Hi Daniel,
On Thursday 22 March 2012 19:01:01 Daniel Vetter wrote:
On Thu, Mar 22, 2012 at 11:54:55AM -0300, Christian Robottom Reis wrote:
Tomasz: proposed extension to DMA Mapping -- dma_get_pages
Currently difficult to change the camera address into list of pages DMA framework has the knowledge of this list and could do this Depends on dma_get_pages Needs to be merged first Test application posted to dri-devel with dependencies to run demo Many dependencies
I kinda missed to yell at this patch when it first showed up, so I'll do that here ;-)
I think this is a gross layering violation and I don't like it at all. The entire point of the dma api is that device drivers only get to see device addresses and can forget about all the remapping/contig-alloc madness. And dma-buf should just follow this with it's map/unmap interfaces.
Furthermore the exporter memory might simply not have any associated struct pages. The two examples I always bring up:
- special purpose remapping units (like omap's TILER) which are managed by the exporter and can do crazy things like tiling or rotation transparently for all devices.
- special carve-out memory which is unknown to linux memory management. drm/i915 is totally abusing this, mostly because windows is lame and doesn't have decent largepage allocation support. This is just plain system memory, but there's no struct page for it (because it's not part of the system map).
I agree with you that the DMA API is the proper layer to abstract physical memory and provide devices with a DMA address. DMA addresses are specific to a device, while dma-buf needs to share buffers between separate devices (otherwise it would be pretty pointless). As DMA address are device-local, they can't be used to describe a cross-device buffer.
When allocating a buffer using the DMA API, memory is "allocated" behind the scene and mapped to the device address space ("allocated" in this case means anything from plain physical memory allocation to reservation of a special- purpose memory range, like in the OMAP TILER example). All the device driver gets to see is the DMA address and/or the DMA scatter list. So far, so good.
Then, when we want to share the memory with a second device, we need a way to map the memory to the second device's address space. There are several options here (and this is related to the "[RFCv2 PATCH 7/9] v4l: vb2-dma-contig: change map/unmap behaviour" mail thread).
- Let the importer driver map the memory to its own address space. This makes sense from the importer device's point of view, as that's where knowledge about the importer device is located (although you could argue that knowledge about the importer device is located in its struct device, which can be passed around - and I could agree with that). The importer driver would thus need to receive a cookie identifying the memory. As explained before, the exporter's DMA address isn't enough. There are various options here as well (list of pages or page frame numbers, exporter's DMA address + exporter's struct device, a new kind of DMA API-related cookie, ... to just list a few).
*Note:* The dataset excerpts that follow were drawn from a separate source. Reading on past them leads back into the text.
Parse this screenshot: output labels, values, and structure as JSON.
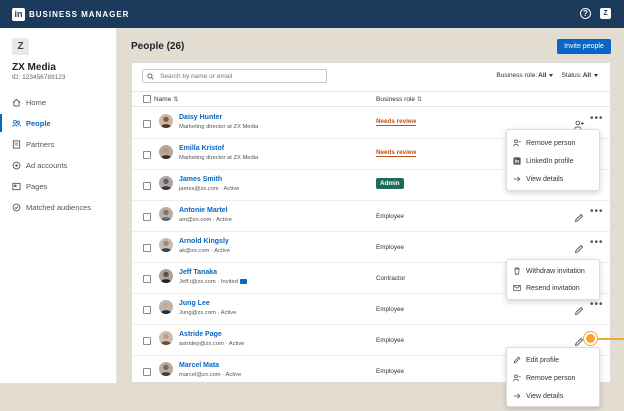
{
  "topbar": {
    "logo": "in",
    "title": "BUSINESS MANAGER",
    "help_icon": "question-circle-icon",
    "user_avatar": "Z"
  },
  "sidebar": {
    "org_initial": "Z",
    "org_name": "ZX Media",
    "org_id": "ID: 123456789123",
    "items": [
      {
        "label": "Home",
        "icon": "home-icon"
      },
      {
        "label": "People",
        "icon": "people-icon"
      },
      {
        "label": "Partners",
        "icon": "partners-icon"
      },
      {
        "label": "Ad accounts",
        "icon": "ad-accounts-icon"
      },
      {
        "label": "Pages",
        "icon": "pages-icon"
      },
      {
        "label": "Matched audiences",
        "icon": "matched-audiences-icon"
      }
    ]
  },
  "main": {
    "title": "People (26)",
    "invite_label": "Invite people",
    "search_placeholder": "Search by name or email",
    "filters": [
      {
        "label": "Business role:",
        "value": "All"
      },
      {
        "label": "Status:",
        "value": "All"
      }
    ],
    "columns": {
      "name": "Name",
      "role": "Business role"
    },
    "rows": [
      {
        "name": "Daisy Hunter",
        "sub": "Marketing director at ZX Media",
        "role": "Needs review",
        "role_style": "review",
        "action": "add-person-icon"
      },
      {
        "name": "Emilla Kristof",
        "sub": "Marketing director at ZX Media",
        "role": "Needs review",
        "role_style": "review",
        "action": ""
      },
      {
        "name": "James Smith",
        "sub": "james@zx.com · Active",
        "role": "Admin",
        "role_style": "admin",
        "action": ""
      },
      {
        "name": "Antonie Martel",
        "sub": "am@zx.com · Active",
        "role": "Employee",
        "role_style": "plain",
        "action": "pencil-icon"
      },
      {
        "name": "Arnold Kingsly",
        "sub": "ak@zx.com · Active",
        "role": "Employee",
        "role_style": "plain",
        "action": "pencil-icon"
      },
      {
        "name": "Jeff Tanaka",
        "sub": "Jeff.t@zx.com · Invited",
        "role": "Contractor",
        "role_style": "plain",
        "action": ""
      },
      {
        "name": "Jung Lee",
        "sub": "Jung@zx.com · Active",
        "role": "Employee",
        "role_style": "plain",
        "action": "pencil-icon"
      },
      {
        "name": "Astride Page",
        "sub": "astridep@zx.com · Active",
        "role": "Employee",
        "role_style": "plain",
        "action": "pencil-icon"
      },
      {
        "name": "Marcel Mata",
        "sub": "marcel@zx.com · Active",
        "role": "Employee",
        "role_style": "plain",
        "action": ""
      }
    ]
  },
  "menus": {
    "menu1": [
      {
        "label": "Remove person",
        "icon": "remove-person-icon"
      },
      {
        "label": "LinkedIn profile",
        "icon": "linkedin-icon"
      },
      {
        "label": "View details",
        "icon": "arrow-right-icon"
      }
    ],
    "menu2": [
      {
        "label": "Withdraw invitation",
        "icon": "trash-icon"
      },
      {
        "label": "Resend invitation",
        "icon": "mail-icon"
      }
    ],
    "menu3": [
      {
        "label": "Edit profile",
        "icon": "pencil-icon"
      },
      {
        "label": "Remove person",
        "icon": "remove-person-icon"
      },
      {
        "label": "View details",
        "icon": "arrow-right-icon"
      }
    ]
  },
  "colors": {
    "topbar": "#1b3a5c",
    "accent": "#0a66c2",
    "needs_review": "#c4511a",
    "admin_badge": "#1f6b5a",
    "callout": "#f4a533",
    "backdrop": "#e3ddd1"
  }
}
The importer driver would then use that cookie to map the memory to the importer device's address space (and this should most probably be implemented in the DMA API, which would require extensions).
- Let the exporter driver map the memory to the importer device's address space. This makes sense from the exporter device's point of view, as that's where knowledge about the exported memory is located. In this case we also most probably want to extend the DMA API to handle the mapping operation, and we will need to pass the same kind of cookie as in the first option to the API.
Now the core dma api isn't fully up to snuff for everything yet and there are things missing. But it's certainly not dma_get_pages, but more things like mmap support for coherent memory or allocating coherent memroy which doesn't have a static mapping in the kernel address space. I very much hope that the interfaces we develop for dma-buf (and the insights gained) could help as examples here, so that in the further there's not such a gaping difference for the driver between dma_coherent allocations of it's own and imported buffer objects.